Brits: Pronunciation of the name River Exe?

This thread Rivers Meet Oceans: How Do Fish Know? - Factual Questions - Straight Dope Message Board led me after a couple hops to this wiki River Exe - Wikipedia on the River Exe which runs through Somerset & Devon.

But it didn’t offer a pronunciation of the river’s name. And 10 minutes Googling was fruitless. Lots of info, no pronunciations.

“Eks” is the obvious modern choice, but one thing I’ve learned over the years about ancient English place names is that modern + obvious usually equals wrong.

Eks, EKS-eh, EKS-ah, EKS-er , *et cetera * all seem likely candidates.

Anyone want to help a Yank out?

“Eks” is the only one I’ve heard but I’m not a local :slight_smile:

(Should have said not from Devon - I am a Brit!)

I used to be a local. More accurately, I used to live near there. The locals don’t call incomers “locals”. They call them something else :slight_smile:

It’s Eks. The town on the River Exe is Exeter which is also pronounced how it looks.

To really pronounce it like a local though, you have to contort your face slightly and add a lilt to your voice.

Today, it’s Eks.

It has, however, morphed over the millennia

There, now the wiki article has a pronunciation.

Sweet. Thanks all.

And that was supposed to be Brits: in the thread title. My apologies for that harsh-sounding intro.

[moderating]
There you go.
First word of title changed from “Brit” to “Brits.”
[moderating]

Programmers taking riverside vacations have increasingly picked the Exe over the River Com [pronounced kahm], which flows through Combridge. :smiley:

Truly sir, that pun was beneath you. Beneath all of us actually …

Groan …

Don’t open that, it’s almost certainly a virus.
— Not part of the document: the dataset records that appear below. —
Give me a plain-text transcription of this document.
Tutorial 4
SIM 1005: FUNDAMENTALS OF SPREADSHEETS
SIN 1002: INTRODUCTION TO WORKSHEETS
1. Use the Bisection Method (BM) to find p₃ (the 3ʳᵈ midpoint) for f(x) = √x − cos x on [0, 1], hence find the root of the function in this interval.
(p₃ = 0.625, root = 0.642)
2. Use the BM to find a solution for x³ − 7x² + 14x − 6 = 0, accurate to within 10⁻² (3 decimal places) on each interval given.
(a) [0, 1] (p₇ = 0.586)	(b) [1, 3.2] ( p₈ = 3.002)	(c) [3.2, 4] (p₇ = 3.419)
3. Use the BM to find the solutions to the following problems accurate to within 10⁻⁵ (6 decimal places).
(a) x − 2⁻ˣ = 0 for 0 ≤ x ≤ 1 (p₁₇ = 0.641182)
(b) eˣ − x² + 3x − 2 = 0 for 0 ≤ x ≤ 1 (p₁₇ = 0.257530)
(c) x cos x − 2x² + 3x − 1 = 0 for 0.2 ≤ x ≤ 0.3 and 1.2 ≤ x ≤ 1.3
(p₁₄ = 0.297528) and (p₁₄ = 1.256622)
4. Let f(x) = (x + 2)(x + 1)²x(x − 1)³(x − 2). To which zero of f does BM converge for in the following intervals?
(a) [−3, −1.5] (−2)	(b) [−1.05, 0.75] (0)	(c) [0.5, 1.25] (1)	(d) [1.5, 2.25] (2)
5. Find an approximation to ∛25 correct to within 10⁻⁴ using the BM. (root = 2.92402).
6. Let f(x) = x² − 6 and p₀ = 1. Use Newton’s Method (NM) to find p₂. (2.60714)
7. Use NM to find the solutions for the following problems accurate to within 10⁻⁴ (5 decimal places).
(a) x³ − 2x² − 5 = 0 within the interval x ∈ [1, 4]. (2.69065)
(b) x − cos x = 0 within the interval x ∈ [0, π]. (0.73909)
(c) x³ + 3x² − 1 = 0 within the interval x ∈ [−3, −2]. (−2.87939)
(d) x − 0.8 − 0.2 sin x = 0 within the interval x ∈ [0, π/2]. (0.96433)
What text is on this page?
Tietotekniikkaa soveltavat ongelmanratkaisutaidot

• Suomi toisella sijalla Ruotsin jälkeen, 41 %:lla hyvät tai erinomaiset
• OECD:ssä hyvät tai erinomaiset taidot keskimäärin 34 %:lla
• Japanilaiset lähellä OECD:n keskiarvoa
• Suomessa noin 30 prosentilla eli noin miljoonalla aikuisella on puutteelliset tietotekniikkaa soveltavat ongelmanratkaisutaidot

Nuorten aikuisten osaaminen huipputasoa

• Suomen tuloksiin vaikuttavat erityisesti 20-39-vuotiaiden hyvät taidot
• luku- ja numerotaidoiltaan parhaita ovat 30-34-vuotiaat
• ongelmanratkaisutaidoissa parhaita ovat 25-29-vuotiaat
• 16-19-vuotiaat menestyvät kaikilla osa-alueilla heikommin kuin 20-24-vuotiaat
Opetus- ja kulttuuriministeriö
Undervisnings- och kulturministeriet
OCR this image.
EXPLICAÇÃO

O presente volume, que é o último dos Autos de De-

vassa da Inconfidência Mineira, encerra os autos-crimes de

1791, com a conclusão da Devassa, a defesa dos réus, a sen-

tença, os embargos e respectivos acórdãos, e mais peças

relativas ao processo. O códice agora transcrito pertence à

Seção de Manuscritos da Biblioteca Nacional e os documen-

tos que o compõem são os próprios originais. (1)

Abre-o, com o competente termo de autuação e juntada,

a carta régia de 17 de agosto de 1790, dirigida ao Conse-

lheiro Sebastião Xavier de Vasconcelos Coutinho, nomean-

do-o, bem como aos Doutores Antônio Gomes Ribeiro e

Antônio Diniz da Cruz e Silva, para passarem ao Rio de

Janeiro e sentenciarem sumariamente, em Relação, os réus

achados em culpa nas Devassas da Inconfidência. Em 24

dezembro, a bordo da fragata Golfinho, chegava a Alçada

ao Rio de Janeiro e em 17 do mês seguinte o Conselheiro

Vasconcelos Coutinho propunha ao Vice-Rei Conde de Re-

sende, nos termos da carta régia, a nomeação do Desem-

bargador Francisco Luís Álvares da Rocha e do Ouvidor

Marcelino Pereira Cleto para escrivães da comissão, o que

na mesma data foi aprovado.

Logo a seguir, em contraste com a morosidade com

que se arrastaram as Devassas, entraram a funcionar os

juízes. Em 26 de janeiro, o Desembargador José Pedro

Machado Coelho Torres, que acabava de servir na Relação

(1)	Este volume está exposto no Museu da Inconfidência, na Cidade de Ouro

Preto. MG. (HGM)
Probably one of the ones that floods a designated target with ping requests.

Emmets, grockles, or furriners!

Or at least that’s what they (we) were called in Cornwall.

Nothing to add, except that I’m looking right at the River Exe estuary out of my office window as I type this.

Presumably at the well-named town of Exmouth.

Your reasoning is sound, but I’m (I was) sort of looking across it towards Starcross and Powderham (pronounced Powderum).

Well-named it is, but it follows a system; in the same way that Axmouth, Sidmouth, Teignmouth, Dartmouth, Plymouth, Falmouth, Avonmouth and the ever amusing Cockermouth (amongst many others) are all named after their rivers.